It’s not easy being a South African businessperson these days. The President opens his mouth and the currency crashes. The Unions are threatening more strikes and marches. And it doesn’t look as if the current administration has an appetite for the labour and legislative reforms the country so obviously needs. Longer term considerations look at the narrowing gap between SA and other African nations (Kenya and Nigeria spring to mind, but Ghana, Angola, Botswana and Mozambique should also be considered); and the horrific state of public education (the next generation of workers are being very badly prepared for the future world of work).

And yet, it isn’t all doom and gloom. The International Finance Corporation does annual lists of the world’s countries, ranking them according to a variety of factors that impact on doing business. This year’s rankings rate South Africa in 39th place (out of 185). Mauritius is the only African nation ranked above SA. And SA comes in ahead of countries such as Spain, Mexico, Poland, Turkey, Italy and others. Of the BRICS nation, SA is ranked the highest. See the rankings here.

Lists like these don’t tell the full story, of course.
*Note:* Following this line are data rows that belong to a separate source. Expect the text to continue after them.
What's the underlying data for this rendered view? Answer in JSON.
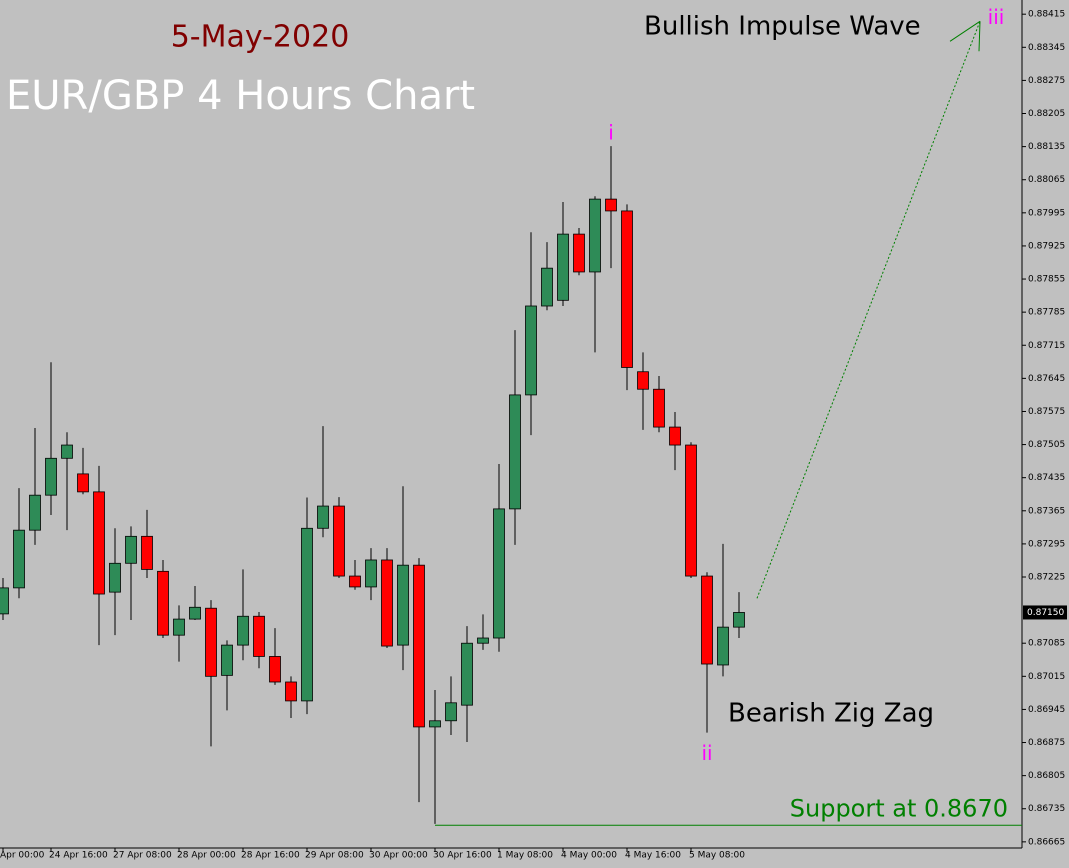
{
  "chart_data": {
    "type": "candlestick",
    "title": "EUR/GBP 4 Hours Chart",
    "subtitle": "5-May-2020",
    "categories": [
      "Apr 00:00",
      null,
      null,
      "24 Apr 16:00",
      null,
      null,
      null,
      "27 Apr 08:00",
      null,
      null,
      null,
      "28 Apr 00:00",
      null,
      null,
      null,
      "28 Apr 16:00",
      null,
      null,
      null,
      "29 Apr 08:00",
      null,
      null,
      null,
      "30 Apr 00:00",
      null,
      null,
      null,
      "30 Apr 16:00",
      null,
      null,
      null,
      "1 May 08:00",
      null,
      null,
      null,
      "4 May 00:00",
      null,
      null,
      null,
      "4 May 16:00",
      null,
      null,
      null,
      "5 May 08:00",
      null,
      null,
      null
    ],
    "open": [
      0.87147,
      0.87202,
      0.87324,
      0.87398,
      0.87476,
      0.87443,
      0.87405,
      0.87193,
      0.87254,
      0.87311,
      0.87237,
      0.87102,
      0.87136,
      0.87159,
      0.87017,
      0.87081,
      0.87142,
      0.87057,
      0.87003,
      0.86963,
      0.87328,
      0.87375,
      0.87227,
      0.87204,
      0.87261,
      0.87081,
      0.8725,
      0.86908,
      0.86921,
      0.86954,
      0.87085,
      0.87096,
      0.87369,
      0.8761,
      0.87798,
      0.8781,
      0.8795,
      0.8787,
      0.88024,
      0.87999,
      0.87659,
      0.87622,
      0.87542,
      0.87504,
      0.87227,
      0.87039,
      0.87119
    ],
    "high": [
      0.87223,
      0.87413,
      0.8754,
      0.87679,
      0.87531,
      0.87498,
      0.8746,
      0.87328,
      0.87332,
      0.87367,
      0.87261,
      0.87165,
      0.87206,
      0.87176,
      0.87091,
      0.87241,
      0.87151,
      0.87117,
      0.87015,
      0.87393,
      0.87544,
      0.87394,
      0.87261,
      0.87286,
      0.87286,
      0.87417,
      0.87265,
      0.86986,
      0.87015,
      0.87121,
      0.87146,
      0.87464,
      0.87747,
      0.87954,
      0.87933,
      0.88018,
      0.87963,
      0.8803,
      0.88136,
      0.88013,
      0.877,
      0.8765,
      0.87574,
      0.8751,
      0.87235,
      0.87295,
      0.87193
    ],
    "low": [
      0.87134,
      0.8718,
      0.87293,
      0.87356,
      0.87324,
      0.874,
      0.87081,
      0.87102,
      0.87134,
      0.87223,
      0.87096,
      0.87046,
      0.87134,
      0.86867,
      0.86943,
      0.87049,
      0.87032,
      0.86997,
      0.86927,
      0.86935,
      0.87309,
      0.87223,
      0.87198,
      0.87176,
      0.87075,
      0.87028,
      0.86749,
      0.86703,
      0.86891,
      0.86876,
      0.87071,
      0.87067,
      0.87293,
      0.87525,
      0.87789,
      0.87798,
      0.87863,
      0.877,
      0.87878,
      0.8762,
      0.87536,
      0.87531,
      0.87451,
      0.87223,
      0.86896,
      0.87015,
      0.87096
    ],
    "close": [
      0.87202,
      0.87324,
      0.87398,
      0.87476,
      0.87504,
      0.87405,
      0.87189,
      0.87254,
      0.87311,
      0.87241,
      0.87102,
      0.87136,
      0.87161,
      0.87015,
      0.87081,
      0.87142,
      0.87057,
      0.87003,
      0.86963,
      0.87328,
      0.87375,
      0.87227,
      0.87204,
      0.87261,
      0.87079,
      0.8725,
      0.86908,
      0.86921,
      0.86959,
      0.87085,
      0.87096,
      0.87369,
      0.8761,
      0.87798,
      0.87878,
      0.8795,
      0.8787,
      0.88024,
      0.87999,
      0.87668,
      0.87622,
      0.87542,
      0.87504,
      0.87227,
      0.87041,
      0.87119,
      0.8715
    ],
    "up_color": "#2e8b57",
    "down_color": "#ff0000",
    "ylim": [
      0.86652,
      0.88445
    ],
    "yticks": [
      0.88415,
      0.88345,
      0.88275,
      0.88205,
      0.88135,
      0.88065,
      0.87995,
      0.87925,
      0.87855,
      0.87785,
      0.87715,
      0.87645,
      0.87575,
      0.87505,
      0.87435,
      0.87365,
      0.87295,
      0.87225,
      0.87085,
      0.87015,
      0.86945,
      0.86875,
      0.86805,
      0.86735,
      0.86665
    ],
    "current_price": 0.8715,
    "current_price_label": "0.87150",
    "support": {
      "label": "Support at 0.8670",
      "value": 0.867,
      "color": "#008000"
    },
    "annotations": [
      "Bullish Impulse Wave",
      "Bearish Zig Zag"
    ],
    "waves": [
      "i",
      "ii",
      "iii"
    ],
    "wave_color": "#ff00ff",
    "projection": [
      0.8718,
      0.884
    ]
  }
}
South Africa could be doing a lot better. But it’s also not as bad as some people would have us believe.

At TomorrowToday, we think that one of the key issues of concern in South Africa’s economic development is that business people have turned the economy of South Africa into something of an island. They don’t engage with politicians. They engage very little with civil society. They largely ignore Africa (except to treat it as a playground/sandpit/colonial marketplace). And many of them don’t engage with the realities of a globalising world. Hopefully, rankings like this provide an impetus to do all of these things, and work towards improvement.

After all, “a boer maak a plan” (rough translation: South Africans just get on with it).